Another homage of Ragna´s is for mid-20th Century American artist Donald Judd titled “Homage for Donald Judd”. Ragna has been very much inspired by the works and writings of Judd, as by her personal contacts with him on his frequent trips to Iceland. The homage formally refers to some of Judd´s works where he had a few boxes made from plastics or metal and placed them vertically onto a wall. For this work, Ragna uses plexiglass and earth materials with different natural colors. From the colors one can read through the different metals and minerals that they consist of and where in the country they are from. These are from Bjarnarflag close to lake Mývatn in the N-East.
In “Lava Landscape” Ragna uses earth/mud as a color-pigment, which she grinds and mixes with water and glue and paints it directly onto the wall with a painting brush. Her approach brings this work close to the ancient tradition of fresco painting, for which painters would mix their own colors from ground stones, such as semi-precious stones.

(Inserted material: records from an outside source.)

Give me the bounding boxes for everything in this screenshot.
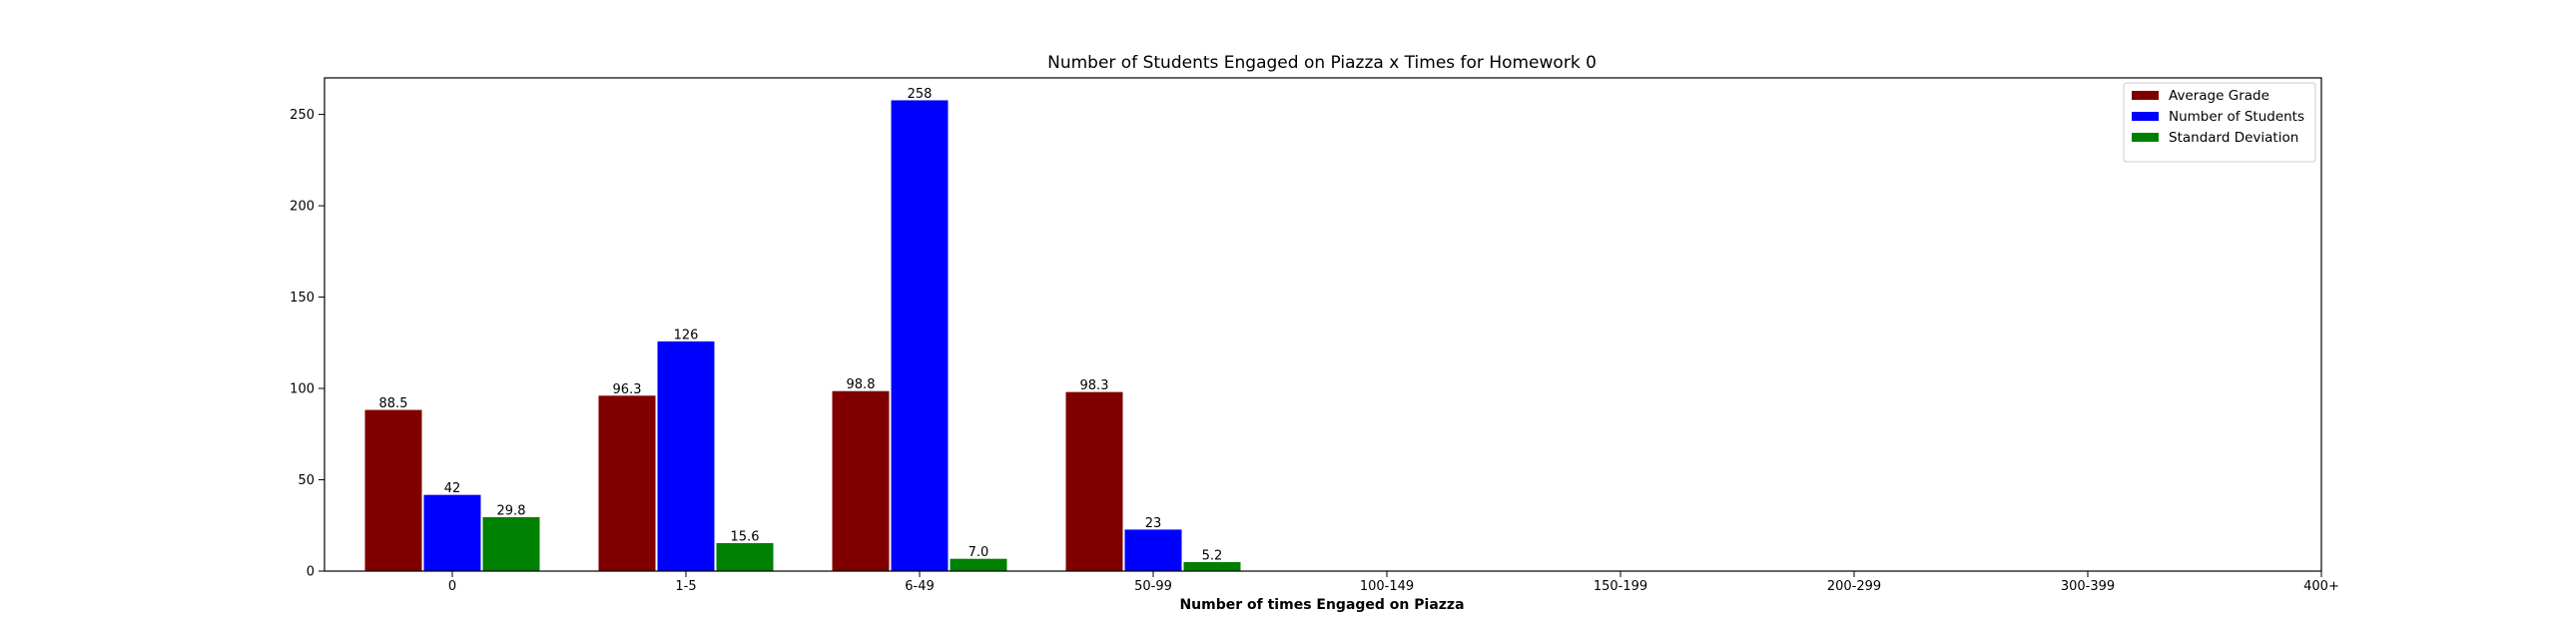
bar-number-of-students-1 xyxy=(656,339,716,572)
y-axis: 0 50 100 150 200 250 xyxy=(290,108,324,580)
bar-number-of-students-2 xyxy=(890,99,950,572)
x-tick-label: 100-149 xyxy=(1360,579,1414,594)
legend-entry: Number of Students xyxy=(2169,109,2304,125)
y-tick-label: 150 xyxy=(290,291,315,306)
bar-average-grade-0 xyxy=(363,408,423,572)
x-tick-label: 50-99 xyxy=(1134,579,1172,594)
y-tick-label: 100 xyxy=(290,382,315,397)
data-label: 98.3 xyxy=(1080,378,1109,393)
data-label: 96.3 xyxy=(613,382,642,397)
x-tick-label: 150-199 xyxy=(1594,579,1647,594)
data-label: 258 xyxy=(908,87,933,102)
y-tick-label: 50 xyxy=(298,473,315,488)
bar-average-grade-1 xyxy=(597,394,657,572)
data-label: 23 xyxy=(1145,516,1162,531)
legend: Average Grade Number of Students Standard … xyxy=(2123,82,2316,163)
legend-swatch xyxy=(2132,133,2159,142)
y-tick-label: 200 xyxy=(290,200,315,215)
chart-title: Number of Students Engaged on Piazza x T… xyxy=(1047,53,1597,73)
plot-area-frame xyxy=(323,77,2322,572)
x-axis-label: Number of times Engaged on Piazza xyxy=(1179,597,1464,613)
x-tick-label: 400+ xyxy=(2303,579,2339,594)
data-label: 15.6 xyxy=(731,529,760,544)
x-tick-label: 200-299 xyxy=(1827,579,1881,594)
x-tick-label: 1-5 xyxy=(675,579,696,594)
data-label: 5.2 xyxy=(1202,548,1223,563)
legend-entry: Average Grade xyxy=(2169,88,2269,104)
data-label: 88.5 xyxy=(379,396,408,411)
x-tick-label: 0 xyxy=(448,579,456,594)
bars-layer xyxy=(363,99,1242,572)
legend-swatch xyxy=(2132,112,2159,121)
bar-average-grade-2 xyxy=(831,389,891,572)
x-axis: 0 1-5 6-49 50-99 100-149 150-199 200-299 300-39… xyxy=(448,571,2339,594)
legend-swatch xyxy=(2132,91,2159,100)
bar-number-of-students-3 xyxy=(1123,528,1183,572)
data-label: 42 xyxy=(444,481,461,496)
y-tick-label: 0 xyxy=(307,565,315,580)
legend-entry: Standard Deviation xyxy=(2169,130,2298,146)
data-label: 98.8 xyxy=(847,377,876,392)
legend-frame xyxy=(2123,82,2316,163)
data-label: 29.8 xyxy=(497,503,526,518)
bar-standard-deviation-1 xyxy=(715,541,775,572)
bar-number-of-students-0 xyxy=(422,493,482,572)
bar-average-grade-3 xyxy=(1064,390,1124,572)
data-label: 7.0 xyxy=(968,545,989,560)
data-labels-layer: 88.5 42 29.8 96.3 126 15.6 98.8 258 7.0 98.3 23 5.2 xyxy=(379,87,1223,564)
x-tick-label: 300-399 xyxy=(2061,579,2115,594)
x-tick-label: 6-49 xyxy=(905,579,935,594)
data-label: 126 xyxy=(674,327,699,342)
y-tick-label: 250 xyxy=(290,108,315,123)
bar-standard-deviation-0 xyxy=(481,515,541,572)
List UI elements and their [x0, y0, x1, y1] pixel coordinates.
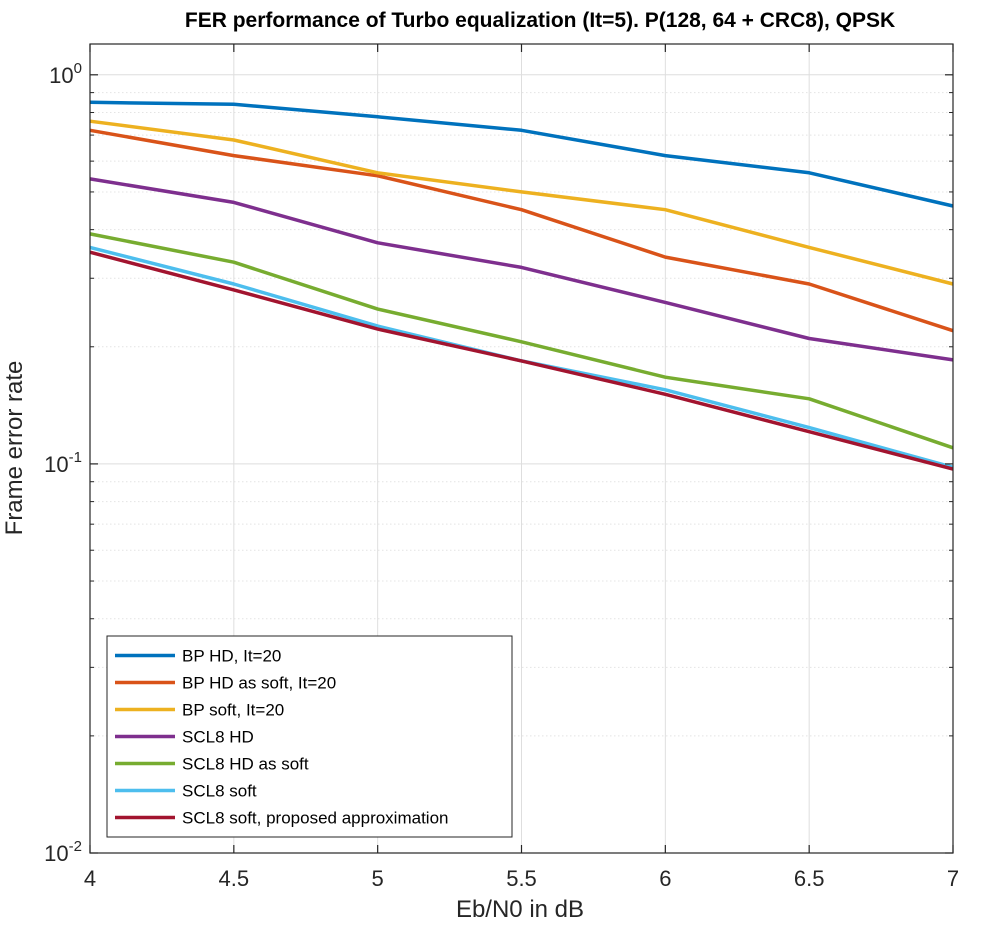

For her wallpiece “Crystal Clear Landscape” Ragna uses crystal, which she received from a Chinese crystal factory. It is less clear than the crystal most sought-after for decorative objects, but this raw material more resembles ice, a feeling of cold air. Crystal is as well a natural material: sand, silica, and metal transformed at high temperature just as the glass material obsidian. Ragna had long been searching for such a material and found it in Xiamen, China where she worked in an artist residency in 2004. The Chinese crystal is in fact leftovers from a crystal factory. Ragna´s choice of this industrial material indirectly refers to works of American Minimalists, such as Donald Judd, who used materials and methods of industrial production.
Ragna´s floor sculptures are from basalt lava which has been cut for her into cubes of different sizes. She has used cut lava before in her works but not in as large dimensions as now. The Lava is cut into perfect cubes, which can be understood as total opposites to natural forms, although the cube form can be seen naturally in several stones high in metal. In these works, Ragna explores the inner landscapes of the stones and how they break in various ways depending on their inner composing. In these works the lava is in fact dissected, an autopsy is made, and its interior is inspected.
Leaning against the walls are plates from silver, which are made for Ragna and polished to great shine. She then brings the shining plates into the exhibition space, some recently polished, others slightly oxidized. Time and the environment constantly change the work. The more time that the silver is exposed to oxygen, the thicker the cloudy layer on its surface becomes. Next to the silver plates there is a date, the date of the day it starts to oxidize. Each silver plate is like a Time-landscape. As with strata of earth, the viewer reads into the date and cloudy layer, which is testament to the effect that Time has on this material. Artist Ragna Róbertsdóttir leaves it up to the environment to transform the material and lets the outcome surprise herself, similarly to when she looks for material, which the fiercely powered nature has transformed into unforeseen forms.